Protesters in Sudan demand civilian rule


Sudan’s main protest group demanded immediate handover of power to a civilian transitional government, saying it would keep up street demonstrations which ousted former President Omar al-Bashir to achieve its aims.

The Sudanese Professionals’ Association (SPA) called for the establishment of a transitional council protected by the armed forces, adding it would exert “all forms of peaceful pressure to achieve the objectives of the revolution”.

The military council that replaced Bashir, ousted on Thursday by the military after three decades in power, announced new decisions on Sunday including retirement of Defence Minister Awad Ibn Auf. He and his deputy resigned as head of the transition council after assuming the positions following Bashir’s exit.

The council appointed Lieutenant General Abu Bakr Mustafa as intelligence chief, succeeding Salah Abdallah Mohamed Saleh, known as Salah Gosh, who resigned on Friday.

It did not name a successor to Ibn Auf.

The transitional council spokesman told a news conference in Khartoum the military was ready to work with opposition groups to establish a civilian government.

“The ball is now in the political forces’ court when it comes to the prime minister or a government,” Shams El Din Kabbashi said.

“If they are ready to approve anything, we are ready to implement it,” he added.

Lieutenant General Omar Zain al-Abideen, also a council member, said the opposition would have a week to submit suggestions.

The head of the military council, Lieutenant General Abdel Fattah al-Burhan, earlier said the council invited the opposition parties and protest organisers for a meeting.

The SPA and other main opposition parties, which make up a group known as the Forces for Freedom and Change, said they did not attend the meeting.

“We were not invited to this meeting … we will submit our suggestions for the government to the military council,” a spokesman for SPA told Reuters.

A Reuters witness said the meeting was attended by largely unknown politicians and parliamentarians known to be loyal to Bashir’s party.

A sit-in in the Sudanese capital, which began on April 6, was the culmination of a protest movement that began nearly four months ago, triggered by a worsening economic crisis.

Kabbashi said there were orders by the former regime to disperse the sit-in “at whatever cost,” but the military refused and will continue to protect protesters.


Several thousand protesters continued the sit-in outside the Defence Ministry and for the first time state television showed footage of people marching and chanting in the streets, while a presenter congratulated their “revolution”.

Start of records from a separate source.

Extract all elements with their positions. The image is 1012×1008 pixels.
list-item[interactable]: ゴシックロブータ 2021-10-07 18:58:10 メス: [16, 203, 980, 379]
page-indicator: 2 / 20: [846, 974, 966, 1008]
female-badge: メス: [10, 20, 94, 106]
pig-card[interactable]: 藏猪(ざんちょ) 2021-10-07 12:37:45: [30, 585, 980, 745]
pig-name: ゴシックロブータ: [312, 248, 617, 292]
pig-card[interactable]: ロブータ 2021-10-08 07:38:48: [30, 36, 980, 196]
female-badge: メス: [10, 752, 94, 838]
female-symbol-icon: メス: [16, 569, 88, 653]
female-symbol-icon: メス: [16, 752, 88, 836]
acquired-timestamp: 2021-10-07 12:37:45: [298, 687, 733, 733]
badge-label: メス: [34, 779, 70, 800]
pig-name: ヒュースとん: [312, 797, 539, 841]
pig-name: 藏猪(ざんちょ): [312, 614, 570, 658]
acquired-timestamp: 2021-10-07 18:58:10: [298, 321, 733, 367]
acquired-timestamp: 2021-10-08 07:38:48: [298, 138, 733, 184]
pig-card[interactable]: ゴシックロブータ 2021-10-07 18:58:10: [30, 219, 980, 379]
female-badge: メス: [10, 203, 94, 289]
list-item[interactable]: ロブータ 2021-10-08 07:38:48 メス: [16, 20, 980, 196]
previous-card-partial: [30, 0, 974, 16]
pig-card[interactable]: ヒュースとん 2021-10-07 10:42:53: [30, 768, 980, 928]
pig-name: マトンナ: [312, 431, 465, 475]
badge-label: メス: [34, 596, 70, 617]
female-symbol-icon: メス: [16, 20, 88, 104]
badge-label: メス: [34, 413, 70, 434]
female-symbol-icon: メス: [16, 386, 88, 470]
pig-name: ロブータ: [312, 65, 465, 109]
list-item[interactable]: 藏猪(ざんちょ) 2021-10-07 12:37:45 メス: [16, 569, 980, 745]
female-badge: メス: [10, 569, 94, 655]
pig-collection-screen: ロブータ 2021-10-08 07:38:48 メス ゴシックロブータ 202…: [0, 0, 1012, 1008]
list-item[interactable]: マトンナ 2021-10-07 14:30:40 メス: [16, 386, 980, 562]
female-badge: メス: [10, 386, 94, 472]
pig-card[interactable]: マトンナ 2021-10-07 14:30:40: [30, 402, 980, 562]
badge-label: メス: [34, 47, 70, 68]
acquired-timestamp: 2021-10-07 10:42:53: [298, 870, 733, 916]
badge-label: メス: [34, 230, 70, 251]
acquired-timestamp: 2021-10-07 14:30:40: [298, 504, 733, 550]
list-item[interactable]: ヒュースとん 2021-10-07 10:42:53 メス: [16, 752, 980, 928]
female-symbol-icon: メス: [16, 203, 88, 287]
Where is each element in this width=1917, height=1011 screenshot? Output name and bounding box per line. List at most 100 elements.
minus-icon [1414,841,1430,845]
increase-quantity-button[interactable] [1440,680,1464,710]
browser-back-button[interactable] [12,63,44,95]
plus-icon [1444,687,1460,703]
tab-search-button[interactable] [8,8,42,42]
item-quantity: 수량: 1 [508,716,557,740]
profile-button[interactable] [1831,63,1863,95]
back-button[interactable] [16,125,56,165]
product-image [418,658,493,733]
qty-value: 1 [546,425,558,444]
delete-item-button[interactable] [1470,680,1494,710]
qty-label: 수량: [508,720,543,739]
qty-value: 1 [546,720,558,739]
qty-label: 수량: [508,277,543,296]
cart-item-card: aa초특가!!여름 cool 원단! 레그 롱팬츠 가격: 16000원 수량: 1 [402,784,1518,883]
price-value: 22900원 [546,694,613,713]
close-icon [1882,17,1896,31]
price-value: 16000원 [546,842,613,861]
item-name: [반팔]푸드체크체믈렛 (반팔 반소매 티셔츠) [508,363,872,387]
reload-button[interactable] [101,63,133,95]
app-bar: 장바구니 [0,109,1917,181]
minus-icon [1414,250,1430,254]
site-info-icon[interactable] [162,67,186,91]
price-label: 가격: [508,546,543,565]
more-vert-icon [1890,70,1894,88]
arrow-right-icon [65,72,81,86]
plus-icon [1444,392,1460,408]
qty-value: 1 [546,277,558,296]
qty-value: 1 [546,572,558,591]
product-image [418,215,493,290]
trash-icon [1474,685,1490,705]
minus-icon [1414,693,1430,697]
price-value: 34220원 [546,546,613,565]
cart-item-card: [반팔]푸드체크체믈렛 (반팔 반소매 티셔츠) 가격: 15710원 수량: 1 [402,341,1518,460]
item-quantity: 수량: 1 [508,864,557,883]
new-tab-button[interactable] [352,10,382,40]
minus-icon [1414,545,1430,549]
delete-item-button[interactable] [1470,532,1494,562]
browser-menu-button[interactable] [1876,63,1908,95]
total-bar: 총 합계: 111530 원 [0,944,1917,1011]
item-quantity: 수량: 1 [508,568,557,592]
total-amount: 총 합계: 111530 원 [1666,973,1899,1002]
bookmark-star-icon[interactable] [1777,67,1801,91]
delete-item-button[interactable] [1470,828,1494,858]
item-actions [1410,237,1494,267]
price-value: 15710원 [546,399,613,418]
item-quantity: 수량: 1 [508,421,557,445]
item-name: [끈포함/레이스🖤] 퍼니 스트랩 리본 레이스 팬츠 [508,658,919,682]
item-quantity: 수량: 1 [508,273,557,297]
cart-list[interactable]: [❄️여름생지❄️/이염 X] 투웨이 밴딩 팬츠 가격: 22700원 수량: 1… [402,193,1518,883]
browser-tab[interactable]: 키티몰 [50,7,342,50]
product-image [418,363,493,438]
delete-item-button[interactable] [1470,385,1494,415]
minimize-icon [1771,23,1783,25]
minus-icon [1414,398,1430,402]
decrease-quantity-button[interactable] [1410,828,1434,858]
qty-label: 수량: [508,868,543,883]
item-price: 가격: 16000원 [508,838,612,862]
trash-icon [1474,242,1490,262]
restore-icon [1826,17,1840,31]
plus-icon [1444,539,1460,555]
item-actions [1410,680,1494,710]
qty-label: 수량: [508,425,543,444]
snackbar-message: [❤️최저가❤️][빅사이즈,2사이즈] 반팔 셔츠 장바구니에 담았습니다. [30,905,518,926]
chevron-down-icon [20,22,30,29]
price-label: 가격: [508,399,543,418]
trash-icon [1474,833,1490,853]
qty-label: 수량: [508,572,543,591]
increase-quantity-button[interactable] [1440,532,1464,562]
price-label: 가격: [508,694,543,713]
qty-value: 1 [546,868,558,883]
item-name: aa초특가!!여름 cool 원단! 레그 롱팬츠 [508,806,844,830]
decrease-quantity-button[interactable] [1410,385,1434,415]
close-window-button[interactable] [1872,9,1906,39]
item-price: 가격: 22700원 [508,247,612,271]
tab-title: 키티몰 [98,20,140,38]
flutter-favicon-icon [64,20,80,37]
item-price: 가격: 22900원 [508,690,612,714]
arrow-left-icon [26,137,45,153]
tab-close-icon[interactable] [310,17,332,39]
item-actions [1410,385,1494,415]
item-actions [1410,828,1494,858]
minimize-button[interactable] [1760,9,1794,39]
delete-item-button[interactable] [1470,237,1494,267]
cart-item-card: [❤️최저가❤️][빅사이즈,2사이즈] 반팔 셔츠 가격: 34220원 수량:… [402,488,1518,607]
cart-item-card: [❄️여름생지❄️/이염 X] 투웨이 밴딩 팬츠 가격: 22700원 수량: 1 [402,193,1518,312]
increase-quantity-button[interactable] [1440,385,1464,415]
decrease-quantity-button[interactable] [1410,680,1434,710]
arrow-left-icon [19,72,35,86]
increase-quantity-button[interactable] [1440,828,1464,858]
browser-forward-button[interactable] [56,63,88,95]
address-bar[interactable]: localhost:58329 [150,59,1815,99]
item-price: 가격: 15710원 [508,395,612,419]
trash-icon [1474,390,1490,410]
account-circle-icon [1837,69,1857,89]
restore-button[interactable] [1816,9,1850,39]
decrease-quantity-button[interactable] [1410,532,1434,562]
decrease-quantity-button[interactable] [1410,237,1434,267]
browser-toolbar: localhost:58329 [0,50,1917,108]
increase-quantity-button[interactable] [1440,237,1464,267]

SPA, which demanded civilians be included on the transitional military council and for Bashir’s close associates to leave, called for the arrest of prominent National Intelligence and Security Service generals, including its former head Salah Gosh and the removal of the prosecutor general.

It also called for the arrest of Bashir, who the army has already detained.

Kabbashi said a committee would take over the former ruling party’s assets and Sudan’s ambassadors to Washington, a former intelligence chief, and to Geneva, a former foreign minister, were sacked.

He added the military council would release all army and police officers who participated in demonstrations.

Up to four thousand people were still camped out on Sunday, a Reuters witness said, fewer than in previous days, with some people returning to work.

After deadly clashes at the sit-in last week, the atmosphere was relaxed, with soldiers drinking tea and chatting with protesters.

“We are at our sit-in until we hear from the army. We will defend the revolution from hijacking,” Mouawiya Mubarak, a 21-year-old student, said.

“Our demands are clear and have not yet been achieved, why would we go home? Our sit-in is the most powerful weapon in our hands,” the SPA said in a tweet.